U.S. household wealth rises to near 2007 high

The net wealth of U.S. households rose in the third quarter to its highest since late 2007, providing a hopeful sign for future consumer spending.

Net financial wealth grew $1.72 trillion to $64.77 trillion, the Federal Reserve said on Thursday.

That left household wealth $1.2 trillion short of where it stood in the fourth quarter of 2007, just as the economy was sinking into a severe recession. Wealth peaked at $67.3 trillion in the third quarter of that year.

Rising home prices helped drive the increase in the latest quarter. The value of real estate owned by households rose about $300 billion, the Fed said. Stock holdings climbed by about $520 billion.

Increases in wealth could make consumers feel more comfortable spending their money. Many economists think consumers spend a few cents of every dollar they gain in wealth.

The data, part of the Fed's quarterly Flow of Funds report, also showed Americans continued their four-year-old effort to shed debt.

Households cut debt at a 2 percent annual rate in the third quarter, the steepest drop since the second quarter of 2011.

Household debt fell $65.5 billion to $12.87 trillion. That reversed a small gain logged over the prior three quarters, a possible sign that households still feel they need to cut debt.

A housing bubble led household debt to soar in the first half of the last decade, peaking as a share of families' income in 2007.
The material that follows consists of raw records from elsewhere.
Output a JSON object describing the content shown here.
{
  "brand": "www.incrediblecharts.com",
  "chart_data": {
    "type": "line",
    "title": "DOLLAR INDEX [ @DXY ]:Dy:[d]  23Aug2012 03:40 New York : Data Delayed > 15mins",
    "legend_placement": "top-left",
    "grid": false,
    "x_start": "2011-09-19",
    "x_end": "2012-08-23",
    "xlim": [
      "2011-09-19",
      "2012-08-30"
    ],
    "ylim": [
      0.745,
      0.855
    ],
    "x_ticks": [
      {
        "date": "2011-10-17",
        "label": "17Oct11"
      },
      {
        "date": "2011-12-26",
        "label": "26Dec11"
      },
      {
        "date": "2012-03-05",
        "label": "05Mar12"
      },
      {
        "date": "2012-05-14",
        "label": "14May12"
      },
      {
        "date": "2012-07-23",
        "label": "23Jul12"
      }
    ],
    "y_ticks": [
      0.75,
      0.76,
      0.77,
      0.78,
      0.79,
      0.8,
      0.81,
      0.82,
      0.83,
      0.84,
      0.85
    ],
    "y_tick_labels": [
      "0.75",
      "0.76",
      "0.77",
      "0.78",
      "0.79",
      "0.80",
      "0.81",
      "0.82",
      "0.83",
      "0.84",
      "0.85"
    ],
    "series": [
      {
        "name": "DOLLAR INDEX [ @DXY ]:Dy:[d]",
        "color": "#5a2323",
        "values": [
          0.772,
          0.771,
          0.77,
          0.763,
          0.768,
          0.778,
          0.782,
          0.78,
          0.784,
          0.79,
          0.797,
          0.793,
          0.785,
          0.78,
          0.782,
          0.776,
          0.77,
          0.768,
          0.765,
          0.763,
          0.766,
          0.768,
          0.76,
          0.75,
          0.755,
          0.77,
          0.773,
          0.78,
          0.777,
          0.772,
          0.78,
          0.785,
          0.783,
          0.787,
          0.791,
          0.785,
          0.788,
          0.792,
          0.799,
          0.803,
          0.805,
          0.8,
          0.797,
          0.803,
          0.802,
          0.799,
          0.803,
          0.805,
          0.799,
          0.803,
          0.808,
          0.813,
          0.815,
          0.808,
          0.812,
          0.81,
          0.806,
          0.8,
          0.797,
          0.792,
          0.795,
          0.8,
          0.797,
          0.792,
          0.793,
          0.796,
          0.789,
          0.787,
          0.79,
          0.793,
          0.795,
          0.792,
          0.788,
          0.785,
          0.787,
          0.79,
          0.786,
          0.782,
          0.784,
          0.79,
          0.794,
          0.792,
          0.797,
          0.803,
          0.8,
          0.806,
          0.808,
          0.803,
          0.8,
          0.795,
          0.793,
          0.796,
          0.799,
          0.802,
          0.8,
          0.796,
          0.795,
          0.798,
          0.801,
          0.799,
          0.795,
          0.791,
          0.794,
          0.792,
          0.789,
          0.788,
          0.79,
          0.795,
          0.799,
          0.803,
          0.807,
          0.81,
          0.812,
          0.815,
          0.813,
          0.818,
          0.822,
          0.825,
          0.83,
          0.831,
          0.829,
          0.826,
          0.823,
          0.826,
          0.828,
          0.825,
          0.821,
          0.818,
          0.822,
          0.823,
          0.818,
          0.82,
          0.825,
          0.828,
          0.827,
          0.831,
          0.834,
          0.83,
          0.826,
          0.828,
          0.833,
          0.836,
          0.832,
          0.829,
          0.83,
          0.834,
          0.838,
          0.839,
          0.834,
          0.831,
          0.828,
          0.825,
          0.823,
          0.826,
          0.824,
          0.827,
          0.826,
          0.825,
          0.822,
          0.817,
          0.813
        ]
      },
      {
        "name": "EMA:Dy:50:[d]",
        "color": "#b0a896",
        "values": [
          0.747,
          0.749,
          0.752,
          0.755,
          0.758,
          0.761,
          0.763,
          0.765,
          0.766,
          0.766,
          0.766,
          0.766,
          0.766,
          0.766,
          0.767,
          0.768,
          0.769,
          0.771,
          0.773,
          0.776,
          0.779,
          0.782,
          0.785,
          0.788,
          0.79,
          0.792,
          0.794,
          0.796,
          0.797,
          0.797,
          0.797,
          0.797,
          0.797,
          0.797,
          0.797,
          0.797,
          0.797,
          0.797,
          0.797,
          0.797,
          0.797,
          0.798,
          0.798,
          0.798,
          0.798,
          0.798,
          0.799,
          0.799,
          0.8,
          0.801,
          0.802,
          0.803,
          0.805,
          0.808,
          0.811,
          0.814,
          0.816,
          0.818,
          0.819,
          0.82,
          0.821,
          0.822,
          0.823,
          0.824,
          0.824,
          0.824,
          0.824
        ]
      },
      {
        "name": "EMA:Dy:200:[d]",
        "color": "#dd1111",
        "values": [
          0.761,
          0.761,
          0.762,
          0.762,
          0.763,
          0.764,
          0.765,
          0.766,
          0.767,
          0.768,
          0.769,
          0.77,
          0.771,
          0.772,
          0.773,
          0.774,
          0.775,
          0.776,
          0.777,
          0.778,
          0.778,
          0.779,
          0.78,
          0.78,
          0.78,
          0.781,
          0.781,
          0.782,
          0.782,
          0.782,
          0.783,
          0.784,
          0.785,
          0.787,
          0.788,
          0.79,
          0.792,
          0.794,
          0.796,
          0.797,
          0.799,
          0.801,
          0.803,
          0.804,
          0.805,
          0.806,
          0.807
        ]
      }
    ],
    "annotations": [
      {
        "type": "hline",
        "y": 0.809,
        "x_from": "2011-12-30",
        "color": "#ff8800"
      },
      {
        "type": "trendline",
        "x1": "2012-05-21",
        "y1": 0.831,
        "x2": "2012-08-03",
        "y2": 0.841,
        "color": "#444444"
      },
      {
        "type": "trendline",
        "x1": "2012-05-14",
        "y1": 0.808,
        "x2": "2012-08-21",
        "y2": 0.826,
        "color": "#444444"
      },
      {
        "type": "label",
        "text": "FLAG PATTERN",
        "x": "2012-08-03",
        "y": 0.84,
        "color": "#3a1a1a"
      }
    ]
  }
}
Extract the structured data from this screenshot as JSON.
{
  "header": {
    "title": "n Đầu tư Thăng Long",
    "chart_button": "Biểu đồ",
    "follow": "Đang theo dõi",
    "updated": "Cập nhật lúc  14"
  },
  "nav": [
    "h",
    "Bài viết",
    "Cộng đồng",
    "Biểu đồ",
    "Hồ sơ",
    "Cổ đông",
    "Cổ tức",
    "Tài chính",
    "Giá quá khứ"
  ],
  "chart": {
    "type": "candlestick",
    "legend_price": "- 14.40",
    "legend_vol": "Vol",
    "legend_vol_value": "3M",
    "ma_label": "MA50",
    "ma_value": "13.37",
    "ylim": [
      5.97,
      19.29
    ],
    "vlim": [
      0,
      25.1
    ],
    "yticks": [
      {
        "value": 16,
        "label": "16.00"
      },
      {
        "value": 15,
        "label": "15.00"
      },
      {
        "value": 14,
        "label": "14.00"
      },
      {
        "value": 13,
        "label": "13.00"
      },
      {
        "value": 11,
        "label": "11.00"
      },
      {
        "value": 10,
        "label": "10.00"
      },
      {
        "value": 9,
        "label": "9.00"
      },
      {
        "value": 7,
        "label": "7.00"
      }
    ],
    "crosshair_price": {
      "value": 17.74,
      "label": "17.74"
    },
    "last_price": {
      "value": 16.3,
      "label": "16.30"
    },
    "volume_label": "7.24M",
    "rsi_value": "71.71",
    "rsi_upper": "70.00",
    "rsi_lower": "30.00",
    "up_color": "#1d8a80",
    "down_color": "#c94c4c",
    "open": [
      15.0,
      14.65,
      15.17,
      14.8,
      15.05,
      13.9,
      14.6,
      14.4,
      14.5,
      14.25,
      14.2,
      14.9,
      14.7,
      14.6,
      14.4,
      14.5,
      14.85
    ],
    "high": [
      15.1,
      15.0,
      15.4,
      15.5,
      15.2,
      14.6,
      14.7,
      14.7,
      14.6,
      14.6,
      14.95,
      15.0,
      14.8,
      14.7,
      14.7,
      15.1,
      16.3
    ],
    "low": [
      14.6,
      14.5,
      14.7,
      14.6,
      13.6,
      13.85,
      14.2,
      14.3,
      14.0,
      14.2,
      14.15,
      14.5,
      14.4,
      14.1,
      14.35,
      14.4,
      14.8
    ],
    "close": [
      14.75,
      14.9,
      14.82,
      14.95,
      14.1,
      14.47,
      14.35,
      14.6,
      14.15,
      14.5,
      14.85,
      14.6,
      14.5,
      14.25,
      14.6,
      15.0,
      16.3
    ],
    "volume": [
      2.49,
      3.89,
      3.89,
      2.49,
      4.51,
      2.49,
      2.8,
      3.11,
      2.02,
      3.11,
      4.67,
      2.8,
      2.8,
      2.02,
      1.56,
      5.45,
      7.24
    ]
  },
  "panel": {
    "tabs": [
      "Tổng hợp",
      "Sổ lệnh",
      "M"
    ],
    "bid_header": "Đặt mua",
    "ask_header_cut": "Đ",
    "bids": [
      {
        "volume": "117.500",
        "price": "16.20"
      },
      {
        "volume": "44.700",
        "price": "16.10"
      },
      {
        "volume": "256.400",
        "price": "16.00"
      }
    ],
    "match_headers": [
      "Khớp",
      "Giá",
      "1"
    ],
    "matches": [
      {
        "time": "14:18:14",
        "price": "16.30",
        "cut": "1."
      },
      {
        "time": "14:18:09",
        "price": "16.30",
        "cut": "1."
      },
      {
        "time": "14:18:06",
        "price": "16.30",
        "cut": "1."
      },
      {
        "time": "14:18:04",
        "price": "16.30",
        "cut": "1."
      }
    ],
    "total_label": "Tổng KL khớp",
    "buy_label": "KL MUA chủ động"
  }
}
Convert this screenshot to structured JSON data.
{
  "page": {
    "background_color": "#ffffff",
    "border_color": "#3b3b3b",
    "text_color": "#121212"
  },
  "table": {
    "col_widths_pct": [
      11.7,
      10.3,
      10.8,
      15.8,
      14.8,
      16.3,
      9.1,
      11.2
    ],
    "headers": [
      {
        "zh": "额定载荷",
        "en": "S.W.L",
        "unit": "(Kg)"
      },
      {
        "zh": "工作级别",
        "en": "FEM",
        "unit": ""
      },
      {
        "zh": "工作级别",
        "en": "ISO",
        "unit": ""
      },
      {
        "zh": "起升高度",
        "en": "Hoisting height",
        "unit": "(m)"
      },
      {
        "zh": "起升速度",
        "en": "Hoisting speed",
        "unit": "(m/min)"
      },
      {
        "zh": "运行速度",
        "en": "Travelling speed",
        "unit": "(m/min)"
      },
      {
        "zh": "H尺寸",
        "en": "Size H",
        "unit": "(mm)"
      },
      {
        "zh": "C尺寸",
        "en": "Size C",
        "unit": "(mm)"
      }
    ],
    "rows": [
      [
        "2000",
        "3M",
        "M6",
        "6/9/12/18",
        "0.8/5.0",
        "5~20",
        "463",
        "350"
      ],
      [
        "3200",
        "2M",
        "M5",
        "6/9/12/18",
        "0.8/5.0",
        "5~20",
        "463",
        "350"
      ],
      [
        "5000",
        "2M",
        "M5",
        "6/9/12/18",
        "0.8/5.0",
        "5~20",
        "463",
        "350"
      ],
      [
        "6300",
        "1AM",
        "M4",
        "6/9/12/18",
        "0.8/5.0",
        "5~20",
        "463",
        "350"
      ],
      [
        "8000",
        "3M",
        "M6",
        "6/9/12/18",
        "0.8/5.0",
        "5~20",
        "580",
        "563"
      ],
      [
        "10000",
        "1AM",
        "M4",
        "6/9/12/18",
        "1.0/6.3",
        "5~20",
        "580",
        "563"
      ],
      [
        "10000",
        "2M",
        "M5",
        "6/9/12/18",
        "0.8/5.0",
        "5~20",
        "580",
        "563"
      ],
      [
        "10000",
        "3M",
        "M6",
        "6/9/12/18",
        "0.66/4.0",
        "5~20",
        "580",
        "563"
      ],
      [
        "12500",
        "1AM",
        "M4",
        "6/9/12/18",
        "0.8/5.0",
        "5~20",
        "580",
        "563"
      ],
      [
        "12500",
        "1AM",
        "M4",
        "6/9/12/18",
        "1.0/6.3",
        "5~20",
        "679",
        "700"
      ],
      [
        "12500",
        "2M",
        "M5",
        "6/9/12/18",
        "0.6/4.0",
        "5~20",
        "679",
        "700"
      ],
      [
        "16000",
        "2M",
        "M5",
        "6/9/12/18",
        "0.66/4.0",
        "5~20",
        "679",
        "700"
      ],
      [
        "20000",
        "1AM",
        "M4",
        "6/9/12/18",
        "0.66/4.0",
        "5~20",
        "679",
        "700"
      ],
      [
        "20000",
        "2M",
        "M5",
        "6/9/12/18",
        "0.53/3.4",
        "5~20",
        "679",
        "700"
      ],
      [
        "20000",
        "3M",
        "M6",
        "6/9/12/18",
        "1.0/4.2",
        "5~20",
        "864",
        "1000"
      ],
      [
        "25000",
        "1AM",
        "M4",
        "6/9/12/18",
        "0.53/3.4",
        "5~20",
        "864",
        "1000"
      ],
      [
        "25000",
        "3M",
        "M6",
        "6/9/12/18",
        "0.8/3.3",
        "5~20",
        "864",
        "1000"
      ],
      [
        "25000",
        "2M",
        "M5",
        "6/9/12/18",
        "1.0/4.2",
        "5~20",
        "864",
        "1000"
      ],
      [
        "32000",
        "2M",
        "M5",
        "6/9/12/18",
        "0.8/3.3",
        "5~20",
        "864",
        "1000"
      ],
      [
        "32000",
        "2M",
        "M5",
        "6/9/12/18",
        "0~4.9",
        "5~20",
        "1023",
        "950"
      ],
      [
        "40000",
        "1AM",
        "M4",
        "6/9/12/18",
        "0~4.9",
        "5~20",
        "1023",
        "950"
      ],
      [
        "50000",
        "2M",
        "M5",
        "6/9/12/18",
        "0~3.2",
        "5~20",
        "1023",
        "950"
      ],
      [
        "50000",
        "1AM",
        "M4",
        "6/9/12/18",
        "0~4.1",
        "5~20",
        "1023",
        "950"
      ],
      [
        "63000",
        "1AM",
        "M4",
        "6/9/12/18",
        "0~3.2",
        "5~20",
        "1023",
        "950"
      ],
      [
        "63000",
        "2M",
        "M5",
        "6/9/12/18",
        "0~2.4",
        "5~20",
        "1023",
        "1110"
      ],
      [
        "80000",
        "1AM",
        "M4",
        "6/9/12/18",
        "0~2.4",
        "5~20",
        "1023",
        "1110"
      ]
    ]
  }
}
After the housing bubble started to deflate in 2006, the country went through its deepest recession since the Great Depression and households have been shedding debts since 2008 by taking out fewer mortgages or defaulting on loans.

In the third quarter, total household liabilities were 112.7 percent of after-tax income during the third quarter, the lowest since 2003 and down from 113.4 percent in the second quarter.

Economists are divided over how much further households have to go in this deleveraging process. Further debt reduction would leave less money for spending, slowing the wider economy.

While total debt as a share of income remains historically high, one measure kept by the Fed has shown that monthly debt payments as a share of income in the second quarter were at the lowest since 1993.